2. The Solution: The "ELM" Conductor

The authors proposed using an Extreme Learning Machine (ELM).

  • The Analogy: Imagine a chef who doesn't need to taste every dish to learn the recipe. Instead, they throw all the ingredients into a pot, stir them once with a specific, random motion, and poof—they instantly know the perfect seasoning.
  • How it works: Unlike traditional AI that learns slowly by trial and error (like a student studying for years), ELM learns in a single step. It looks at the past data, makes a quick calculation, and gives an answer. It's incredibly fast and doesn't need a supercomputer.

3. The "MIMO" Trick: Seeing the Whole Picture

Most forecasters look at one instrument at a time (e.g., "How much wind will there be?"). This paper used a MIMO (Multiple-Input, Multiple-Output) approach.

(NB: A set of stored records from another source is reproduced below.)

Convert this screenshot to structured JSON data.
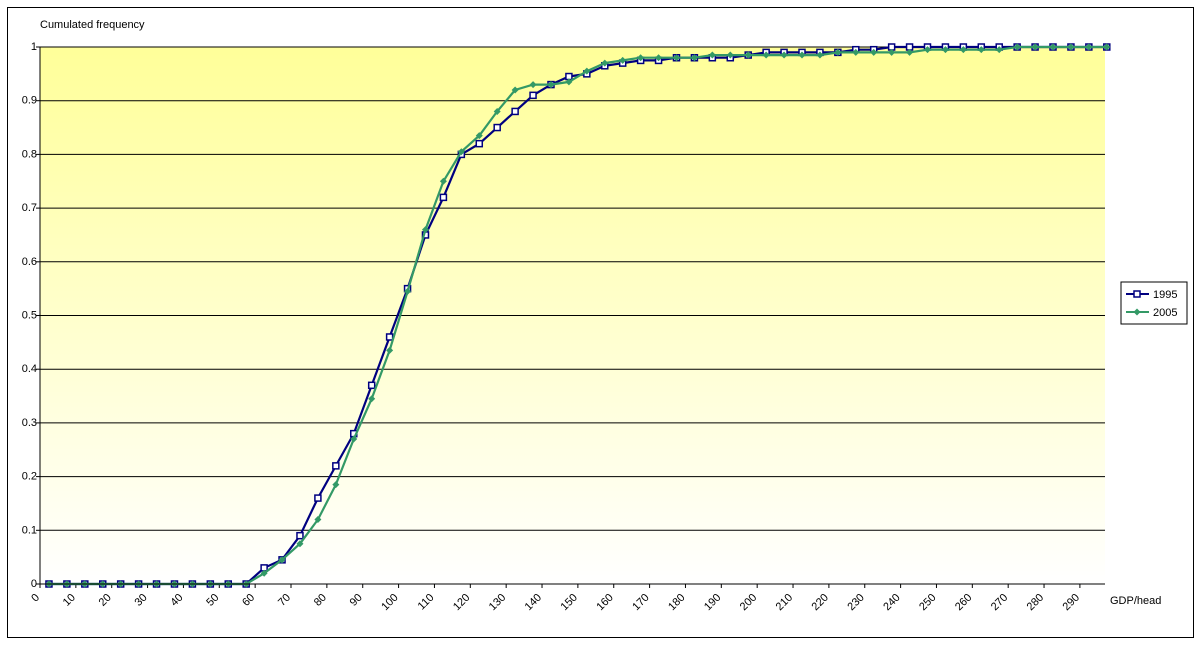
{
  "chart_data": {
    "type": "line",
    "title": "Cumulated frequency",
    "x_label": "GDP/head",
    "x": [
      2.5,
      7.5,
      12.5,
      17.5,
      22.5,
      27.5,
      32.5,
      37.5,
      42.5,
      47.5,
      52.5,
      57.5,
      62.5,
      67.5,
      72.5,
      77.5,
      82.5,
      87.5,
      92.5,
      97.5,
      102.5,
      107.5,
      112.5,
      117.5,
      122.5,
      127.5,
      132.5,
      137.5,
      142.5,
      147.5,
      152.5,
      157.5,
      162.5,
      167.5,
      172.5,
      177.5,
      182.5,
      187.5,
      192.5,
      197.5,
      202.5,
      207.5,
      212.5,
      217.5,
      222.5,
      227.5,
      232.5,
      237.5,
      242.5,
      247.5,
      252.5,
      257.5,
      262.5,
      267.5,
      272.5,
      277.5,
      282.5,
      287.5,
      292.5,
      297.5
    ],
    "series": [
      {
        "name": "1995",
        "color": "#000080",
        "marker": "square",
        "values": [
          0,
          0,
          0,
          0,
          0,
          0,
          0,
          0,
          0,
          0,
          0,
          0,
          0.03,
          0.045,
          0.09,
          0.16,
          0.22,
          0.28,
          0.37,
          0.46,
          0.55,
          0.65,
          0.72,
          0.8,
          0.82,
          0.85,
          0.88,
          0.91,
          0.93,
          0.945,
          0.95,
          0.965,
          0.97,
          0.975,
          0.975,
          0.98,
          0.98,
          0.98,
          0.98,
          0.985,
          0.99,
          0.99,
          0.99,
          0.99,
          0.99,
          0.995,
          0.995,
          1,
          1,
          1,
          1,
          1,
          1,
          1,
          1,
          1,
          1,
          1,
          1,
          1
        ]
      },
      {
        "name": "2005",
        "color": "#339966",
        "marker": "diamond",
        "values": [
          0,
          0,
          0,
          0,
          0,
          0,
          0,
          0,
          0,
          0,
          0,
          0,
          0.02,
          0.045,
          0.075,
          0.12,
          0.185,
          0.27,
          0.345,
          0.435,
          0.545,
          0.66,
          0.75,
          0.805,
          0.835,
          0.88,
          0.92,
          0.93,
          0.93,
          0.935,
          0.955,
          0.97,
          0.975,
          0.98,
          0.98,
          0.98,
          0.98,
          0.985,
          0.985,
          0.985,
          0.985,
          0.985,
          0.985,
          0.985,
          0.99,
          0.99,
          0.99,
          0.99,
          0.99,
          0.995,
          0.995,
          0.995,
          0.995,
          0.995,
          1,
          1,
          1,
          1,
          1,
          1
        ]
      }
    ],
    "xlim": [
      0,
      297
    ],
    "xticks": [
      0,
      10,
      20,
      30,
      40,
      50,
      60,
      70,
      80,
      90,
      100,
      110,
      120,
      130,
      140,
      150,
      160,
      170,
      180,
      190,
      200,
      210,
      220,
      230,
      240,
      250,
      260,
      270,
      280,
      290
    ],
    "ylim": [
      0,
      1
    ],
    "yticks": [
      0,
      0.1,
      0.2,
      0.3,
      0.4,
      0.5,
      0.6,
      0.7,
      0.8,
      0.9,
      1
    ],
    "grid": true,
    "legend": "right"
  }
}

  • The Analogy: Instead of asking the drummer, the guitarist, and the singer separately what they will do, the ELM conductor asks the whole band at once.
  • Why it helps: If the wind stops (bad for the wind turbine), the thermal generator might kick in to fill the gap. By looking at all the instruments together, the model understands that "If Wind goes down, Thermal goes up." This "teamwork" view makes the prediction more accurate than looking at each source in isolation.

4. The Results: Fast, Accurate, and Honest

The researchers tested this new conductor against the old methods using 6 years of real data from Corsica.

  • Speed: The ELM trained in 104 seconds. The complex Deep Learning (LSTM) model took 44 minutes (about 25 times longer) on the same computer.
  • Accuracy: For the next 5 hours, ELM was a star performer.
    • Solar & Thermal: It predicted these with incredible precision (over 98% accuracy).
    • Wind: This was the tricky instrument. The wind is chaotic, so the prediction was less perfect, but still better than just guessing.
    • Total Power: The model was excellent at predicting the total energy needed, which is the most important number for keeping the lights on.
  • The "Magic" of Errors: Interestingly, when the model guessed wrong on solar power, it often guessed wrong on thermal power in the opposite direction. These errors canceled each other out, making the total prediction very accurate. It's like a team where one person trips left, and another trips right, but the group stays balanced.

5. Why This Matters for You

You might wonder, "Why do I care about a computer model in Corsica?"

  • Cheaper Bills: Better predictions mean less wasted energy and less need to burn expensive diesel generators as a backup.
  • Greener Planet: If we can predict renewable energy (wind/sun) better, we can use more of it and less fossil fuel.
  • Real-Time Decisions: Because ELM is so fast, it can be used in real-time. If a cloud passes over a solar farm, the system can instantly adjust the grid before the lights even flicker.

The Bottom Line

This paper proves you don't always need a "super-complex" AI to solve energy problems. Sometimes, a simple, fast, and clever approach (ELM) that looks at the whole picture (MIMO) works better, faster, and cheaper than the complicated giants.

It's like realizing that to predict the weather, you don't always need a satellite; sometimes, a smart local who knows how the wind and clouds interact is enough to get the job done.